The CDC says it’s focusing on “sustainable measures.” the agency also says its guidance reflects that the vast majority of the population has some immunity against COVID-19—from vaccination or prior infection—which lowers the risk of severe disease and death.
“We’re in a stronger place today as a nation, with more tools—like vaccination, boosters, and treatments—to protect ourselves, and our communities, from severe illness from COVID-19,” Greta Massetti, lead author of the CDC’s guidance, said in a statement. “We also have a better understanding of how to protect people from being exposed to the virus, like wearing high-quality masks, testing, and improved ventilation. This guidance acknowledges that the pandemic is not over, but also helps us move to a point where COVID-19 no longer severely disrupts our daily lives.”

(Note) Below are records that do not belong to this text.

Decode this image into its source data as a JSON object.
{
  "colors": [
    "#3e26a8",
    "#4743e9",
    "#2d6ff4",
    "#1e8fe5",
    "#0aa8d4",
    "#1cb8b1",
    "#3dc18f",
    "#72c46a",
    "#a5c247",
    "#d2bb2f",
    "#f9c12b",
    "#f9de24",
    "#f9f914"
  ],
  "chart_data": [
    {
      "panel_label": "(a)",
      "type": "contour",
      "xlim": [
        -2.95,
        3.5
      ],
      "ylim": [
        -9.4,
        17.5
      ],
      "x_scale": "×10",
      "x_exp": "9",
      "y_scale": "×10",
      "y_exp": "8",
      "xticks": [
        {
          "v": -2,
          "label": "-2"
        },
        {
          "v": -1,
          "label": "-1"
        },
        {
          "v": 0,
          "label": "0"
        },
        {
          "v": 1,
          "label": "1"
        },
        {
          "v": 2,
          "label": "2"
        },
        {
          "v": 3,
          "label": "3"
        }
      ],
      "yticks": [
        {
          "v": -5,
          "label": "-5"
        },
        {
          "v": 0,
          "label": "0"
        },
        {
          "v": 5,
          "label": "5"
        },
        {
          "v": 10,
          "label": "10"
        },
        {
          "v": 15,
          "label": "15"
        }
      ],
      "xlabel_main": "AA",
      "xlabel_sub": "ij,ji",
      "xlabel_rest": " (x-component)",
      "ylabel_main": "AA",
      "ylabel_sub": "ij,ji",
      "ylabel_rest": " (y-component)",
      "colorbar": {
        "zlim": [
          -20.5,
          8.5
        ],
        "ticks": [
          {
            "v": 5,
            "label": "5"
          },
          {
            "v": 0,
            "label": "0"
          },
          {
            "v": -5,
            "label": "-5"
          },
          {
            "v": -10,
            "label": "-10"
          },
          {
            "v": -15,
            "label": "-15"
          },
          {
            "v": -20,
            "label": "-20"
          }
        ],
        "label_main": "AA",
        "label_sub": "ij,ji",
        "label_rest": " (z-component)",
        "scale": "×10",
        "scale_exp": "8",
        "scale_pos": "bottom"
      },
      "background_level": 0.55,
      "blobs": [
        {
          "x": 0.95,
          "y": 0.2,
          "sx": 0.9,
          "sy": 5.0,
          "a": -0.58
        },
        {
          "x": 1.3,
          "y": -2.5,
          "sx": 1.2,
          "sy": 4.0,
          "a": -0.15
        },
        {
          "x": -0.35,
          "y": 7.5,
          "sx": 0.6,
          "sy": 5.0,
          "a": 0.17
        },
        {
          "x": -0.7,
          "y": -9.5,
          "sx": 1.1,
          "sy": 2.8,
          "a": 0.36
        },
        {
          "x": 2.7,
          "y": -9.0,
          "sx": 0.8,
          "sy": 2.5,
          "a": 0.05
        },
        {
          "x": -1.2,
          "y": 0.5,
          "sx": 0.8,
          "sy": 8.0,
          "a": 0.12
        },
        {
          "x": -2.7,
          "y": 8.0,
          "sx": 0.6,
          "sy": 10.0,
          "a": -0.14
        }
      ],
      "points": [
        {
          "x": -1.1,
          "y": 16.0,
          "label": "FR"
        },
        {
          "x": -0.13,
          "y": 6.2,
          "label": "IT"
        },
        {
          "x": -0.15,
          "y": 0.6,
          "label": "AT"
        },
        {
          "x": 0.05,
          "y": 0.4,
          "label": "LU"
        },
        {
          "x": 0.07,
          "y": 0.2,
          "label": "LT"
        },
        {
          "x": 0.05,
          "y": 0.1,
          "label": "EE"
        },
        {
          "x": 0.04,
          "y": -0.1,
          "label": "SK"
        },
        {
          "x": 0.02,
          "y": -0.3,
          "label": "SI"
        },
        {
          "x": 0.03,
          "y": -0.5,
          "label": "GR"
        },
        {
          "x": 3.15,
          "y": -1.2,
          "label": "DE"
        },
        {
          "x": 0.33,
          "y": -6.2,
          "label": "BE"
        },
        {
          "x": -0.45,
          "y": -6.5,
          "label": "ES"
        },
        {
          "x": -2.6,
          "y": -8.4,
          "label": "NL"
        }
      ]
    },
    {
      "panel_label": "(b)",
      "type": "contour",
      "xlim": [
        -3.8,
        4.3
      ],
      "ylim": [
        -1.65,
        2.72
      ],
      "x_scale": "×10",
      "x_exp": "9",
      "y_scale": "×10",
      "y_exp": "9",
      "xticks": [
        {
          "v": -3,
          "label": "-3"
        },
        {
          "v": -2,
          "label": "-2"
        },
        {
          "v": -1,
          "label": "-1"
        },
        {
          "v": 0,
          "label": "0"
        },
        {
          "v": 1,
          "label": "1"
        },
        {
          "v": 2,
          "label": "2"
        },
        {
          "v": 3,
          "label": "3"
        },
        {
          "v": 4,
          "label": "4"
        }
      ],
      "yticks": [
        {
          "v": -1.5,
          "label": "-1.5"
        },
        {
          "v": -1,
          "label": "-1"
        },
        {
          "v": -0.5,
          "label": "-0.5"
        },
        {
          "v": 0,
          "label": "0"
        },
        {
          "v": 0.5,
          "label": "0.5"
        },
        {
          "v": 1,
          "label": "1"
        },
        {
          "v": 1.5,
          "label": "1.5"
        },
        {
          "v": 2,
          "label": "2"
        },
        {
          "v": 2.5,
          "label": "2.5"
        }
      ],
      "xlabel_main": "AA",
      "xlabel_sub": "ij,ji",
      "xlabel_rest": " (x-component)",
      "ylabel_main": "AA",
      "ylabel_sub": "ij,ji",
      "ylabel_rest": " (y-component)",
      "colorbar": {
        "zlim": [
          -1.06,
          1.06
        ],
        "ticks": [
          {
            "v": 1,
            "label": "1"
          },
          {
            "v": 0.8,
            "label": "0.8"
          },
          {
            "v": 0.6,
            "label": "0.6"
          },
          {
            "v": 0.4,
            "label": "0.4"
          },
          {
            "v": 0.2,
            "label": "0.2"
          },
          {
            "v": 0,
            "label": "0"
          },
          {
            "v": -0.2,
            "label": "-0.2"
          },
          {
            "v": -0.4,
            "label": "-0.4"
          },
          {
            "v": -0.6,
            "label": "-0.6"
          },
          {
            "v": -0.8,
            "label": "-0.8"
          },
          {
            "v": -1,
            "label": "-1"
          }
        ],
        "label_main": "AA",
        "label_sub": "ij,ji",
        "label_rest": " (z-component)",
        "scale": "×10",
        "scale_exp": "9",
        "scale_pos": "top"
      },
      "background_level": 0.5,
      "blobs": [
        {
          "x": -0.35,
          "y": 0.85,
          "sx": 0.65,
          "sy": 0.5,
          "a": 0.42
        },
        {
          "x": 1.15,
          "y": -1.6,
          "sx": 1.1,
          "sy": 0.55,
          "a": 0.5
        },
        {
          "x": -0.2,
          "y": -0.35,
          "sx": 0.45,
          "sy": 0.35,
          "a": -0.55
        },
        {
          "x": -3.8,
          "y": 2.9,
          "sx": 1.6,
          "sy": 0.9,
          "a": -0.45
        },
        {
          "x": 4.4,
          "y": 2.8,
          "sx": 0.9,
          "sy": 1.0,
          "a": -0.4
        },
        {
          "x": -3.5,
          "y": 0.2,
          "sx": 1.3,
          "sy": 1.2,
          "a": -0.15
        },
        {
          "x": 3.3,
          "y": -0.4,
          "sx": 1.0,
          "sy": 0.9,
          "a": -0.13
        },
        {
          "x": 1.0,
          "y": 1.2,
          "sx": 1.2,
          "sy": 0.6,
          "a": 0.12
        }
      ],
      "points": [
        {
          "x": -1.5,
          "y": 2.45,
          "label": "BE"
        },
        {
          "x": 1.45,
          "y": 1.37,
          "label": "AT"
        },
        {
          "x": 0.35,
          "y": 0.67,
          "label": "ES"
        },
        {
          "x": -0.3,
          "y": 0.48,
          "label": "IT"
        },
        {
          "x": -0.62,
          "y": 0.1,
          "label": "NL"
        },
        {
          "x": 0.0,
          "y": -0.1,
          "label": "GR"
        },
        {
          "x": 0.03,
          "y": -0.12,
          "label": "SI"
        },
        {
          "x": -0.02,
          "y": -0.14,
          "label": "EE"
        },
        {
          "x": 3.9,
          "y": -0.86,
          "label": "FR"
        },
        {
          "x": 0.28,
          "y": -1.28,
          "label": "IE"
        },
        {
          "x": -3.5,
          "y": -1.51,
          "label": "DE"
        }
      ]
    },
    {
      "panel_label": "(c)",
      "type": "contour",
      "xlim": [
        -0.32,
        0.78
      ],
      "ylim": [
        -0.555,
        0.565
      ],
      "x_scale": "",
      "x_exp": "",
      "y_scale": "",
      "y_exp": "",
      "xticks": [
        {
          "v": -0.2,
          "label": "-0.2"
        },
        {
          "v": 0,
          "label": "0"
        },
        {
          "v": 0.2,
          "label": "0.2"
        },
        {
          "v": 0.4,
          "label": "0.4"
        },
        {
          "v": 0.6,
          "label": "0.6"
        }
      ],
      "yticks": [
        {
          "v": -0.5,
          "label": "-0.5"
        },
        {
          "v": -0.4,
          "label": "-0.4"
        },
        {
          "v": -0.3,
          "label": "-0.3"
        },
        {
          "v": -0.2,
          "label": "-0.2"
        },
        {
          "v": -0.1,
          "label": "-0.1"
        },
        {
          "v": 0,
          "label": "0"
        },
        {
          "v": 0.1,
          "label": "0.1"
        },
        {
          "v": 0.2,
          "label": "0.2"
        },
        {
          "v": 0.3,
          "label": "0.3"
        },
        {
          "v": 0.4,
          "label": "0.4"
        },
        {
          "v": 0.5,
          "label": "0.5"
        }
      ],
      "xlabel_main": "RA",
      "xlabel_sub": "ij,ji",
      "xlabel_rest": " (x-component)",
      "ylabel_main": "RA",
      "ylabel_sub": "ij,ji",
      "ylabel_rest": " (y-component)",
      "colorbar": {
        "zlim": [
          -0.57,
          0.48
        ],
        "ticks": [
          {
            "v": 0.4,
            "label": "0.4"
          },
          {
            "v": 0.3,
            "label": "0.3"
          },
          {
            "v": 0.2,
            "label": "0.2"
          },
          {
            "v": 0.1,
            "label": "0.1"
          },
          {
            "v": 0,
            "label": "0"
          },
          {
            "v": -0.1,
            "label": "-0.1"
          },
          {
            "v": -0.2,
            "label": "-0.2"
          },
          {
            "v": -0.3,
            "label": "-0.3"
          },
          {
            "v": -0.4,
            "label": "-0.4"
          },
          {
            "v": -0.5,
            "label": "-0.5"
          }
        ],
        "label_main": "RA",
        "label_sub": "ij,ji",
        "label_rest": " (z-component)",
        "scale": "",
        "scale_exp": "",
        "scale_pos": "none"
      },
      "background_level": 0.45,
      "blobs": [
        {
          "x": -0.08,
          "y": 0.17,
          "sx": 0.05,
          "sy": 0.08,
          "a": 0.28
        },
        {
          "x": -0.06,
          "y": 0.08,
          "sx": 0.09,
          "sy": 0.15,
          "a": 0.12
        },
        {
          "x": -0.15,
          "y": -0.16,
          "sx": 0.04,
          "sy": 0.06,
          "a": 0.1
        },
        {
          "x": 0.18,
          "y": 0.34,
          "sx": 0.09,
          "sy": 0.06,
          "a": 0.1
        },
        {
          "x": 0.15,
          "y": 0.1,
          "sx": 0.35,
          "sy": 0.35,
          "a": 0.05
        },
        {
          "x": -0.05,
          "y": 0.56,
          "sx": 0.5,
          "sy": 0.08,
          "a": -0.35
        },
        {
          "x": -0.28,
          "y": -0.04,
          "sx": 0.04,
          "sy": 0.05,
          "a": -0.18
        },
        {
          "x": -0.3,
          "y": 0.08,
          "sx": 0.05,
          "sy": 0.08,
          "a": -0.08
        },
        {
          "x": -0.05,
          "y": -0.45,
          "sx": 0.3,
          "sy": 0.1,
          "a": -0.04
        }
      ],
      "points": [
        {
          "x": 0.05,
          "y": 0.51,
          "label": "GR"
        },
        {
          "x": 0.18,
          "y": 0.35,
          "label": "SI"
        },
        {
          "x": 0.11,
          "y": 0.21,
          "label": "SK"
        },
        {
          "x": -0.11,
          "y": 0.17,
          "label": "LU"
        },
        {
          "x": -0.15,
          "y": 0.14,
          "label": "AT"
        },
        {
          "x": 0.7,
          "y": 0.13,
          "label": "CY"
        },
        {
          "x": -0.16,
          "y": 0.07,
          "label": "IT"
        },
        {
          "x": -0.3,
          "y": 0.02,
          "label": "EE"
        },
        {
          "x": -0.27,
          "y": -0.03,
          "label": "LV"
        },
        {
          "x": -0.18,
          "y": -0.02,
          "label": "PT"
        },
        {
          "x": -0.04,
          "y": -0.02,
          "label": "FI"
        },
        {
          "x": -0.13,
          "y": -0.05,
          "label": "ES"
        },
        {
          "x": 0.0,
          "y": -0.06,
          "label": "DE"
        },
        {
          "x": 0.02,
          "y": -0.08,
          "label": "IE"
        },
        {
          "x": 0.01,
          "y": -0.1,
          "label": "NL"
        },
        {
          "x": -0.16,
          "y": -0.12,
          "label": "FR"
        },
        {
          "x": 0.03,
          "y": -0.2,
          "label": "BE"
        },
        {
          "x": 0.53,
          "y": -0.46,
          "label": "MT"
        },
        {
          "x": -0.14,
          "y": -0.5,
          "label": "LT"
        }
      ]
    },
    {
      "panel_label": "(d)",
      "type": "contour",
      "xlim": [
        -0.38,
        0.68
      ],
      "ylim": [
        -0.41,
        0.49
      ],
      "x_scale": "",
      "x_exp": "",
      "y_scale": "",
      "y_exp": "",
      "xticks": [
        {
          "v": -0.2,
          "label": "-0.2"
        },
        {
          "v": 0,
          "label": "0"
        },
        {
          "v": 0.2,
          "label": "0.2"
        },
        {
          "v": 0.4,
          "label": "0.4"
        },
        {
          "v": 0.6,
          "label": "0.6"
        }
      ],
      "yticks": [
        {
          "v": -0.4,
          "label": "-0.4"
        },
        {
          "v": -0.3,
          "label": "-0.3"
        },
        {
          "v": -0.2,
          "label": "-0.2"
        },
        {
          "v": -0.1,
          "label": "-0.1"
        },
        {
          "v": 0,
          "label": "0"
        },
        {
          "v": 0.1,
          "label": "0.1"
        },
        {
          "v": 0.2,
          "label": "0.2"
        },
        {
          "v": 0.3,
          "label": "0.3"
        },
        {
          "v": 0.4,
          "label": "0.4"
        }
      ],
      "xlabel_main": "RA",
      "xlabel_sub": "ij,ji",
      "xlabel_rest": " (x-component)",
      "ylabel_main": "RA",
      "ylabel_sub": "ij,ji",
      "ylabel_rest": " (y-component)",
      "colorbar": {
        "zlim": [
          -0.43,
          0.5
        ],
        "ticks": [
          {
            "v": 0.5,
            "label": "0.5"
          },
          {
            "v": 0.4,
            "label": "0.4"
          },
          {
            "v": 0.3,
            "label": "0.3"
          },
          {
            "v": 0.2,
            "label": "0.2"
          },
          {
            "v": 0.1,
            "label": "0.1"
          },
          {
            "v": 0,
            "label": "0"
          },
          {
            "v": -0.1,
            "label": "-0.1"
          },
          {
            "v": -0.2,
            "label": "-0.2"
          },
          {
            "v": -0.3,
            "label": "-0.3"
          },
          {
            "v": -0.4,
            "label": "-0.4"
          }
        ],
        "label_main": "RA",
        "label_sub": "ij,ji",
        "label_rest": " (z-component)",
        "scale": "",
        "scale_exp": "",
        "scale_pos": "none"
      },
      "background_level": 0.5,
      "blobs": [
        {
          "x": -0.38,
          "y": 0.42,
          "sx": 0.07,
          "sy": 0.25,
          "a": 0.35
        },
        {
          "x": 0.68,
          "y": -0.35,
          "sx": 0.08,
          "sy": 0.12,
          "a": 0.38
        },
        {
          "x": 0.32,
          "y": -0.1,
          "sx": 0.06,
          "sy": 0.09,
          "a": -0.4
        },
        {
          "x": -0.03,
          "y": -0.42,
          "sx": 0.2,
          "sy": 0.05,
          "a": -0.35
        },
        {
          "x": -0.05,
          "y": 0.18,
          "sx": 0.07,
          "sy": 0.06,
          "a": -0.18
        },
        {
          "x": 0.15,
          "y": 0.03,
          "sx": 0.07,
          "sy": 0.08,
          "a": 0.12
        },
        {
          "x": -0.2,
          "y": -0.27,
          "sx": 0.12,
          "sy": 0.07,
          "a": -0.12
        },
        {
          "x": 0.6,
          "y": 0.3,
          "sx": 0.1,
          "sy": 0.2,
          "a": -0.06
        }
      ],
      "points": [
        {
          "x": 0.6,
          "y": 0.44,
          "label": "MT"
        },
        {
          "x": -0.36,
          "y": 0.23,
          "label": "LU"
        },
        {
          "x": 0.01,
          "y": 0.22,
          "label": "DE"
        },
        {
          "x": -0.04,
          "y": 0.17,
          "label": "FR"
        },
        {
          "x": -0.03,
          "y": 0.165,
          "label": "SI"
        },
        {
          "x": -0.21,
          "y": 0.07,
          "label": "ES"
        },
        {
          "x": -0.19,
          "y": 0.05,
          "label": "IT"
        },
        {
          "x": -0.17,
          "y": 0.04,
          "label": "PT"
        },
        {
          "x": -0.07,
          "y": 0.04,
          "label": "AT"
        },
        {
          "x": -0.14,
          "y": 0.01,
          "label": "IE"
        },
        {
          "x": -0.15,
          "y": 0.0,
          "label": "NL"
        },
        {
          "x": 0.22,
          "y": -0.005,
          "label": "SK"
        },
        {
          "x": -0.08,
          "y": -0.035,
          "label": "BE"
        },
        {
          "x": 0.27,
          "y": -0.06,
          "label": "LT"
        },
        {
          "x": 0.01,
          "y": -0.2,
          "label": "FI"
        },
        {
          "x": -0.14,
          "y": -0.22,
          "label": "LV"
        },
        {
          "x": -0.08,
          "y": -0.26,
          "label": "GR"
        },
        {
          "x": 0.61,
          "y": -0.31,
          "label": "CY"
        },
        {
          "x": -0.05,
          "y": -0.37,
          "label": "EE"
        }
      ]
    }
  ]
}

Currently, the CDC is reporting that 40 percent of US counties have high levels of COVID-19 Community Levels and should therefore require masking in public indoor settings. Nearly 94 percent of counties, meanwhile, have high COVID-19 transmission levels, according to the latest CDC data.
For those who get COVID-19 moving forward, the CDC still recommends isolation—guidance on this has not changed. People who test positive for COVID-19 should isolate for five or more days and wear a mask for 10 days. The CDC still does not suggest that people need to test negative before leaving their isolation. But, if they do want to use testing to end isolation or masking early, the CDC notes that people should use two consecutive negative tests 48 hours apart.